Un luogo in cui non sembri possibile guardare oltre la quotidianità difficile in cui tutto è ricondotto (il lavoro che manca, ma questo è un problema non specificamente urbano, la mobilità e la sicurezza negate, la qualità della vita ai minimi livelli, le infrastrutture e le attrezzature pubbliche scadenti, e così via) e che, anche per questo, si volga continuamente indietro a rimirare con nostalgia ciò che fu un tempo, ecco Napoli appare sempre di più come una figura patetica, una sorta di nobildonna decaduta che per poter sopravvivere è costretta ritualmente ad impegnare ciò che resta del suo patrimonio, qualche pezzo di argenteria o di mobilia.
Il fatto straordinario è che, nonostante i cicli della recessione e lo spettro del declino siano lenti, appartengano per così dire al tempo della lunga durata, la possibilità di ripresa, la prospettiva di un nuovo inizio e, quindi, di costruire un futuro diverso sono sempre a portata di mano.

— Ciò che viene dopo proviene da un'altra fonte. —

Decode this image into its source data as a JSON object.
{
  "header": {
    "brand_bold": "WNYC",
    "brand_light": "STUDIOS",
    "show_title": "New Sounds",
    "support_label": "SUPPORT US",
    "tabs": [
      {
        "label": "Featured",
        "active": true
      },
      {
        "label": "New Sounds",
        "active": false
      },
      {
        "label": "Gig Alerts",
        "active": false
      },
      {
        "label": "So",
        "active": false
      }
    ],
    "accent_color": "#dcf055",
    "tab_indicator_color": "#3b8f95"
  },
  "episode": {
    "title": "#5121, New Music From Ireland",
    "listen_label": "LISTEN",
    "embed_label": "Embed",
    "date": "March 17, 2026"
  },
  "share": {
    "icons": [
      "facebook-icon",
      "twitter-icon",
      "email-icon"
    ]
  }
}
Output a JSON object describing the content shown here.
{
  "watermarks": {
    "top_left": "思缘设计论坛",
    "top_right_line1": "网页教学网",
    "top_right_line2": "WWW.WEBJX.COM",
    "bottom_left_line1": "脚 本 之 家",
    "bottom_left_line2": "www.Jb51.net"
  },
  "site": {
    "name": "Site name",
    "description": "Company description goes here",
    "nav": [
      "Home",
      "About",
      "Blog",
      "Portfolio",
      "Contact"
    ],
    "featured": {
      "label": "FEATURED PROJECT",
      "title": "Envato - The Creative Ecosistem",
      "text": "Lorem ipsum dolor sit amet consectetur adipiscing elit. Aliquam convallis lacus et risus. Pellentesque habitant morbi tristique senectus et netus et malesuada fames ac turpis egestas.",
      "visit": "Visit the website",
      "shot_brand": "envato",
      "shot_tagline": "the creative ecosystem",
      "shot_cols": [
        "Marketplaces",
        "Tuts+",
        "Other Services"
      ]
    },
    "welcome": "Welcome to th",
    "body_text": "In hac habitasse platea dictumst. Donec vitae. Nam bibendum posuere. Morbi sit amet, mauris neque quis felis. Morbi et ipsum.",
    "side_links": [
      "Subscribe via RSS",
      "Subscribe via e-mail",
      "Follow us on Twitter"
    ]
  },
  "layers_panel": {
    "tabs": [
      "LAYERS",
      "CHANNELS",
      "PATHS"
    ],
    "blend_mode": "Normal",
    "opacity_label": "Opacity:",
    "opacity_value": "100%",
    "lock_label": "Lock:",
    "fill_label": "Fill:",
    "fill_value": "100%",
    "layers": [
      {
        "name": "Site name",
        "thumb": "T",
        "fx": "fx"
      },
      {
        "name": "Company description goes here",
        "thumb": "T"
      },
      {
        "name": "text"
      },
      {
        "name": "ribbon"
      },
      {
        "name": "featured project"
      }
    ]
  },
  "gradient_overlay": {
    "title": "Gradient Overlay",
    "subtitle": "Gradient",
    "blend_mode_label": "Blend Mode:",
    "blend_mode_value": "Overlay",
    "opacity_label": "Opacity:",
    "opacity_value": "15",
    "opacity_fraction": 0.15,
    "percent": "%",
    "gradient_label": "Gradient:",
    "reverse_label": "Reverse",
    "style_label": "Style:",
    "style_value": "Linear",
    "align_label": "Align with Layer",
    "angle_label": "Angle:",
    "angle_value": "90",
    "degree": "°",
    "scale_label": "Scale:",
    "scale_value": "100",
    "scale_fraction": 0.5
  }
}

Sono davvero tante le storie di successo, anche recenti, di città già condannate nel giudizio e dall’immaginario popolare come luoghi in declino e poi, improvvisamente, ricomparse sulla scena internazionale come metropoli glamour, attrattive, insediamenti per comunità felici e laboriose. Da Medellin, in Colombia, trasformatasi da enclave dei narcotrafficanti a capitale sudamericana della cultura, alle tante città nord-americane della Sun e della Rust-belt (come ad esempio Pittsburg), dalla stessa Marsiglia a Bilbao, da Manchester a Istanbul, l’elenco è lungo e ricco di centri titolati e luoghi che hanno fatto la storia dei loro paesi. Appunto la storia, intendendo che non si sono fermati a contemplarla ma hanno, tutti, deciso di continuare a scriverla.
È la contemporaneità la dimensione che ancora manca a Napoli, ma soprattutto di cui si fa fatica a intravedere la voglia di condividerla, di impossessarsene. Si può discutere a lungo su quali caratteri potrà avere la Napoli del futuro, come ridisegnarne ruolo ed identità, ma finché non si scorgerà neanche l’inizio di questo confronto, la voglia di partecipare a questa discussione prima ancora delle idee da mettere sul tavolo, sarà sempre difficile invertire la tendenza, andare oltre la polemica sulle responsabilità del declino ovvero la nostalgia per i primati di un tempo che fu.